We wonder about the soul of innovation! Is it a collective mind frame which innovates? Do innovation leads to more innovation? Or there is an innovator behind every innovation?

Innovation is definitely a social mind frame. If not initiated participated by all. Whenever something new hits the town and if dubbed happening by a group of people, like a shoal of fish, we run after it to part of the experience. That means innovation is started by an innovator and followed by the masses. Innovation leads to further innovation! That is true but there has to be some innovator to start this chain reaction. Thus innovation is all about the innovator.

Innovator is no one but someone among you and me. It is the human brain which innovates. Finding such brains is the real job of our HR Dept. A successful HR professional is always an innovator who identifies the resource who can do trendsetting innovation.

Unfortunately the industry is swarmed by unsuccessful HR techniques which fail to identify the real innovator. What is the relevance of totemistic queries like, “How experienced you are? And tell us about yourself? How about your achievements and breakthroughs? Who are your clients?” And all statistical queries far removed from finding the real innovator with innovation mind. We are not proposing these queries are irrelevant at the time of selecting candidates however we are questioning its relevance in terms of the context of innovation.

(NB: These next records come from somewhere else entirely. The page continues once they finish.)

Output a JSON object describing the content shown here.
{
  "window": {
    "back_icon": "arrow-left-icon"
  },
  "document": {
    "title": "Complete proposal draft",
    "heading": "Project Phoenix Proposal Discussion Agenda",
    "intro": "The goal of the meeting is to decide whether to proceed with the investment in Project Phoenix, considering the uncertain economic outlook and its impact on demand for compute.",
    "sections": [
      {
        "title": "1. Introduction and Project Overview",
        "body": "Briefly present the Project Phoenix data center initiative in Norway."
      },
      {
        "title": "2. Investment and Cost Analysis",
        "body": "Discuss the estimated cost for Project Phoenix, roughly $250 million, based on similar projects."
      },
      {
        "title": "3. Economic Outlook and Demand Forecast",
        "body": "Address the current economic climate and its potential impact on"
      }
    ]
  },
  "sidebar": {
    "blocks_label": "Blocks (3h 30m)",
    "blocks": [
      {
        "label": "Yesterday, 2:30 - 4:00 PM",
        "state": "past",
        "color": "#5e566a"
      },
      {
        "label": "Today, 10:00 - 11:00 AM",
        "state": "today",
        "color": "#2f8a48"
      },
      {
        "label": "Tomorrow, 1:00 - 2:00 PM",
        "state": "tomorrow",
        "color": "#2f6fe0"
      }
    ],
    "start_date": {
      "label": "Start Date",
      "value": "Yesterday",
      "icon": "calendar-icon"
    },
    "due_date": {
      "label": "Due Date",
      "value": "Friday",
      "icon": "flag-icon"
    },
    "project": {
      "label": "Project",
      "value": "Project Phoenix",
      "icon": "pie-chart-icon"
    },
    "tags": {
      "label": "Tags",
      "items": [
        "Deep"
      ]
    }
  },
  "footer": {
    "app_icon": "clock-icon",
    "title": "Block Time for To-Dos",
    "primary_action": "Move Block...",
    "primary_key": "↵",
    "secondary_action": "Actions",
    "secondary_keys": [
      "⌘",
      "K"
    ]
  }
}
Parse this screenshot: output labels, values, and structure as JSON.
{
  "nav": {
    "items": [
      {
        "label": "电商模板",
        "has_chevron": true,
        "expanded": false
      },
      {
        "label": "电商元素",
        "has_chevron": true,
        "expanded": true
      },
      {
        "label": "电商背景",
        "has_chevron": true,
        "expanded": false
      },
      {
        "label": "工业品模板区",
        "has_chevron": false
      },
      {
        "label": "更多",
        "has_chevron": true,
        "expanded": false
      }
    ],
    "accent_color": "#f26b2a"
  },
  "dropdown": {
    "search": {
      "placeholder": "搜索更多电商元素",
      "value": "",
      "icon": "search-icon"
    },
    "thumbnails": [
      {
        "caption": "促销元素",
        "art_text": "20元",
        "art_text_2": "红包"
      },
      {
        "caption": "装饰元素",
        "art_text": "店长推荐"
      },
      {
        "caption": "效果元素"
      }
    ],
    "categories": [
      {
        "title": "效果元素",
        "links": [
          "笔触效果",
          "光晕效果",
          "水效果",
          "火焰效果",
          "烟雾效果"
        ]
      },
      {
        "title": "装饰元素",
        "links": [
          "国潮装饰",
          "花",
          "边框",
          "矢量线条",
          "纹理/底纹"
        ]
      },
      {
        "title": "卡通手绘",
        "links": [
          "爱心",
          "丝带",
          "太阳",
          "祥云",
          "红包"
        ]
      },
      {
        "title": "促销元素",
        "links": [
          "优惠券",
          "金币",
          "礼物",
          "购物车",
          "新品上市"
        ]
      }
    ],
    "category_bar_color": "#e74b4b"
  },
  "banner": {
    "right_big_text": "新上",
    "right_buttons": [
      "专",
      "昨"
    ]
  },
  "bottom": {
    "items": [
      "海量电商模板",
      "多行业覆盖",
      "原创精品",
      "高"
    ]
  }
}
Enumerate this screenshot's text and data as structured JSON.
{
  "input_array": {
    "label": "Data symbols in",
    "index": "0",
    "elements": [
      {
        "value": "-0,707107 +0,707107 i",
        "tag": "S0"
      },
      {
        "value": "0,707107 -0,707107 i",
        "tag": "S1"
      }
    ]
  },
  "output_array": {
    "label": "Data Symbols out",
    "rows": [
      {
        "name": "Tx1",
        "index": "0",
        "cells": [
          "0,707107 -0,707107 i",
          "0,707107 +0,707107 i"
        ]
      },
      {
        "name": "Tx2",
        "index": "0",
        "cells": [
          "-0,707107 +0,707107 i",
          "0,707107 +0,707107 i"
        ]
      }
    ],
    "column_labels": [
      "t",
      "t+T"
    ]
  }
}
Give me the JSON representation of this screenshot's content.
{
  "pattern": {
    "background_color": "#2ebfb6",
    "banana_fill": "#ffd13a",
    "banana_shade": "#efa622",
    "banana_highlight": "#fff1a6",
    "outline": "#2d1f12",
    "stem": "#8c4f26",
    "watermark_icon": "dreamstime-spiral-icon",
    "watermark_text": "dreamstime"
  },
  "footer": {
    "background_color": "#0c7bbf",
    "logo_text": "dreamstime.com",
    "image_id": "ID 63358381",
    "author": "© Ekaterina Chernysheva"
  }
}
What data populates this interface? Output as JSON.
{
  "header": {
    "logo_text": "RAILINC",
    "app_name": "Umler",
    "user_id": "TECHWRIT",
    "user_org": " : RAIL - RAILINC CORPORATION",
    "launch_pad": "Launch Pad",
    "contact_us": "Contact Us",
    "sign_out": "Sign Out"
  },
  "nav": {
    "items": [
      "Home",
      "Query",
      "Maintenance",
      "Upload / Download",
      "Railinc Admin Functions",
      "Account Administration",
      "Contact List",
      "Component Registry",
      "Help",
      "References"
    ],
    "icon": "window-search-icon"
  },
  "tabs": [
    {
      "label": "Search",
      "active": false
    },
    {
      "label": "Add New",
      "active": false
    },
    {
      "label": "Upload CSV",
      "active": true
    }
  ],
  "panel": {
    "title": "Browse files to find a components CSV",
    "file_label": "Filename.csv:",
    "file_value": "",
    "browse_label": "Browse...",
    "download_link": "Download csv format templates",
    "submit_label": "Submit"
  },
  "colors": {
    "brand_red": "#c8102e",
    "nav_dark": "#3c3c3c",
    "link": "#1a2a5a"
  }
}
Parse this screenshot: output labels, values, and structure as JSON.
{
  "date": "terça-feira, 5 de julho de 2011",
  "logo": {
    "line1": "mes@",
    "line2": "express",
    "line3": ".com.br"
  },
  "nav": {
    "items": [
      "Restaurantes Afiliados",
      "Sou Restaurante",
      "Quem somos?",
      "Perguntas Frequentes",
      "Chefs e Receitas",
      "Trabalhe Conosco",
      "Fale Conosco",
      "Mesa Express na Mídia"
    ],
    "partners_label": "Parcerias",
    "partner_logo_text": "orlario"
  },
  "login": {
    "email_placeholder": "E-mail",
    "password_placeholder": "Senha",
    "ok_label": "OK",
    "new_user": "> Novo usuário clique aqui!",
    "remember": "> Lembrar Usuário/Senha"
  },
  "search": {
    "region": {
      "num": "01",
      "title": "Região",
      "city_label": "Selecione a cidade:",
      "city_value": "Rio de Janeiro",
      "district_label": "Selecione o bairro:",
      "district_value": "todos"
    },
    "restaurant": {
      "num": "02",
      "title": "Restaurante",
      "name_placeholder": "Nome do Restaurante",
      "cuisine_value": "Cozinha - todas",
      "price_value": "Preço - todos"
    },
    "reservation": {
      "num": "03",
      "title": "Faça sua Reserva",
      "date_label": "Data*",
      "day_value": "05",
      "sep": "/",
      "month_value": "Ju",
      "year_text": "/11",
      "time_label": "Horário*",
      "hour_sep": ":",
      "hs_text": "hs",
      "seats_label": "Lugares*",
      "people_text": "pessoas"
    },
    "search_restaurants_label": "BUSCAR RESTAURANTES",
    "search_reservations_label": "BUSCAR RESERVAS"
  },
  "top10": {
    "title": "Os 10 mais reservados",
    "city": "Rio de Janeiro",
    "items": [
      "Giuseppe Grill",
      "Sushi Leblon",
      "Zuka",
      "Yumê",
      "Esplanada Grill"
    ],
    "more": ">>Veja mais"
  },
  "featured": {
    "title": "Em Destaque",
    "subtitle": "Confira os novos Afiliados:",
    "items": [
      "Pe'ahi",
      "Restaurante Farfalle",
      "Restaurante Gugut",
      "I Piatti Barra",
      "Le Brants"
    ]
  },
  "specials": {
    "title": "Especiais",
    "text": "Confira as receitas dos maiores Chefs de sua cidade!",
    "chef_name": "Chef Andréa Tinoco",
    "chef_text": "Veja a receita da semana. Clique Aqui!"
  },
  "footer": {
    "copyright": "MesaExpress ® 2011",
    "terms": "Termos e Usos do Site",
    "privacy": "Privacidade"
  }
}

An ideal HR professional shouldn’t be task master or recruitment software. Beyond the plastic smile he/she should have a sensibility to understand the processes one practice to understand and implement business techniques. One should delve in detail to understand the outlook of an interviewee when it comes to innovation.    

However no HR is born with these skills. An integrated HR innovation package can help them tremendously in recruiting innovative personnel in the managerial wire frame of an organization.